Podríamos pintar la Historia de la Filosofía en un solo lienzo de monumental preocupación: el tiempo. Por eso es que los griegos más antiguos creían que el más viejo de los dioses era Cronos. Cronos y Eros, según se discute en El Banquete de Platón, que en realidad fue un simposio ofrecido por Agatón, para hablar de diversos temas.

El tiempo es indefinible porque el tiempo no existe. Puede ser sólo -por un lado- cuestión de mediciones a partir del transcurso de los astros y de la cópula entre la Tierra y el Sol que danzan en los años y los siglos. Por otro, una larga cavilación humana que a ningún lado llega ni, menos, arriba a alguna conclusión. Y que nos preocupa en la media que lo único que podemos reconocer, distinguir y medio aclarar es que en él se produce -y se reproduce- la vida del Hombre.

Detener el tiempo y ser eterno como los dioses ha sido el ideal de muchos, y de Fausto, en los anales humanos, porque la muerte los aterra: nos aterra. Y por eso también hemos inventado las religiones. Todas ofrecen, garantizan y prometen al humano un más allá en que será eterno como Dios, Jehová o Alá. De ello se desprende el gran negocio que es ser rabino, cura o pastor, porque son los que nos despedirán -a la hora y en la hora de nuestra muerte amén- aquí, y nos entregarán al más allá, con un responso ¡y una misa de cuerpo presente!, para mayor aval de que el tránsito será absolutamente efectivo y cierto. Y cierta, ciertísima asimismo, la vida eterna y perdurable y nuevamente amén.

Qué difícil es aceptar que nuestro tiempo acabará un día, un día similar al del año que termina y que no hay un día más (de ese año) después del 31 de diciembre de 2018. Así de sencillo, así de fácil, así de simple y así de humano “demasiado humano.

Pero también -pienso yo en sintonía con Kierkegaard- que no morir sería espantoso, tan espantoso como una eterna cópula sin eyaculación: un como limbo en el que quedaríamos en suspenso, sufriendo y llorando en este valle de lágrimas.

Morir es necesario y es necesario aceptarlo. Es nuestro compromiso con lo intangible y presentido en la intuición cósmica. Debemos morir para dejarles -entre otras razones- un lugar a otros.

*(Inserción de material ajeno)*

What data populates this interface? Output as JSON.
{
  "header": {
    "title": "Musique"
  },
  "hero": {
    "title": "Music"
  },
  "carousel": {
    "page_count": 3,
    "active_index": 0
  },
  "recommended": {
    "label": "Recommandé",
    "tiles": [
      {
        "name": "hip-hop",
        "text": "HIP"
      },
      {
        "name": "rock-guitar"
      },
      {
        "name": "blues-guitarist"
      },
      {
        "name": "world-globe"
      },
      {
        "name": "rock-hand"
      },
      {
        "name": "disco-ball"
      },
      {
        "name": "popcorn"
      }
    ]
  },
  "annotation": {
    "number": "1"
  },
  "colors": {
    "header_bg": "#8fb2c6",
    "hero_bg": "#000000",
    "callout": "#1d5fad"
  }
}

Así como los árboles que caen derruidos por el tiempo -para heredarle sitio a otros más verdes y ardientes- que los han de remplazar en el espacio, que es la otra categoría de la razón.

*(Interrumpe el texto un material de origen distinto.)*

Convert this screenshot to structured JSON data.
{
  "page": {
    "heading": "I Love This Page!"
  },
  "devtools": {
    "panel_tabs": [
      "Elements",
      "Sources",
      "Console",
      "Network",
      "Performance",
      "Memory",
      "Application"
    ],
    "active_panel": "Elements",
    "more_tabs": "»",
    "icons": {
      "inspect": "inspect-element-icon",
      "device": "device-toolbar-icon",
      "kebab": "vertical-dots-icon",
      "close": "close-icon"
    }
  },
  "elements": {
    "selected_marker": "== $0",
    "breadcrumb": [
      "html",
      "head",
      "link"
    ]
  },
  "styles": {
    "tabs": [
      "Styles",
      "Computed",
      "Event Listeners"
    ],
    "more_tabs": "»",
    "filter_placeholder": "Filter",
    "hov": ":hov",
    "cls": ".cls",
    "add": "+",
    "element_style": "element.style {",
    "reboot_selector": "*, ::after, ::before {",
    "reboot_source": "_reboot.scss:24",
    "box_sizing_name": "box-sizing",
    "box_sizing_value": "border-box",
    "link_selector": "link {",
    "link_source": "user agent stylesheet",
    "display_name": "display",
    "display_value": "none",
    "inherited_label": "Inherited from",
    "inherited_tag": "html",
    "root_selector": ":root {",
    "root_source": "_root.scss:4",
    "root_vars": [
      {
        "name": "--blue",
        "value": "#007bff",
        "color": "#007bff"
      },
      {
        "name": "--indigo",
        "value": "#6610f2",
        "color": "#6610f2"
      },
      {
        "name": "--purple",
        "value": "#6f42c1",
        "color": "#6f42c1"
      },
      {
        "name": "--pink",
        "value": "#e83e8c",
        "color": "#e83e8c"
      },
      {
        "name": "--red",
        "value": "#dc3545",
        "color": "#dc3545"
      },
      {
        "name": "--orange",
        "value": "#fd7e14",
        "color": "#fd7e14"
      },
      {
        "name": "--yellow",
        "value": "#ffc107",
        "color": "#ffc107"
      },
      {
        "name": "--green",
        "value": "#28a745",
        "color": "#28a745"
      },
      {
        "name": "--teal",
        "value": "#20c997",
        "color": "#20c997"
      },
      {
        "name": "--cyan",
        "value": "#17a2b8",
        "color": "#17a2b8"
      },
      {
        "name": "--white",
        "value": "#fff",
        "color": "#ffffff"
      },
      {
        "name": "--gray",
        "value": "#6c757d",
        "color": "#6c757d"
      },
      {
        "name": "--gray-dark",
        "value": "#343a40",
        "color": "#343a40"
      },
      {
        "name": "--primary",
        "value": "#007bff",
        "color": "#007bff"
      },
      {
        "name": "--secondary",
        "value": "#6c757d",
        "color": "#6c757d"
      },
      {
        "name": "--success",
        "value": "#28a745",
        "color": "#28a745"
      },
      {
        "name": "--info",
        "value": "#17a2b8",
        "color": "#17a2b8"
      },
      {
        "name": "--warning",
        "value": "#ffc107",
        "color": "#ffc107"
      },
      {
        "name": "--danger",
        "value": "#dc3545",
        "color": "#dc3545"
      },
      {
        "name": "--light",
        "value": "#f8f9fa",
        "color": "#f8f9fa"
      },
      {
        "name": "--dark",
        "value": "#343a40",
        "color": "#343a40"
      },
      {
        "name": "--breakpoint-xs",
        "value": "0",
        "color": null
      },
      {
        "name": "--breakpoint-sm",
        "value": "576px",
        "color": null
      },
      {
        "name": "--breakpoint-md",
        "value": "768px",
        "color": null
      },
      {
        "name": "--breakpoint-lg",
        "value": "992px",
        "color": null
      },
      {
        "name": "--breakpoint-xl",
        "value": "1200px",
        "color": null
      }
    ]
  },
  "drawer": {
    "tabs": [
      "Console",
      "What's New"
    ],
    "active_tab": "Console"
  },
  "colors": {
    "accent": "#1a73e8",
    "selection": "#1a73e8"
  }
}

En las vísperas de mi muerte hago esta reflexiones porque -si bien o mal me va- tengo unos escasos 10 o 15 años por delante y escribo, lector estos Diarios, para atrapar el tiempo que se escapa como un viento líquido entre los sobrevivientes cabellos de un cuerpo que se inclina ya hacia la huesa. Negarlo sería como negar lo poco que he aprendido en estos 73 años de vida.
Yo quiero esperar la muerte con la misma serenidad con que el capullo deja de pertenecer a la seda y se reclina en la nada.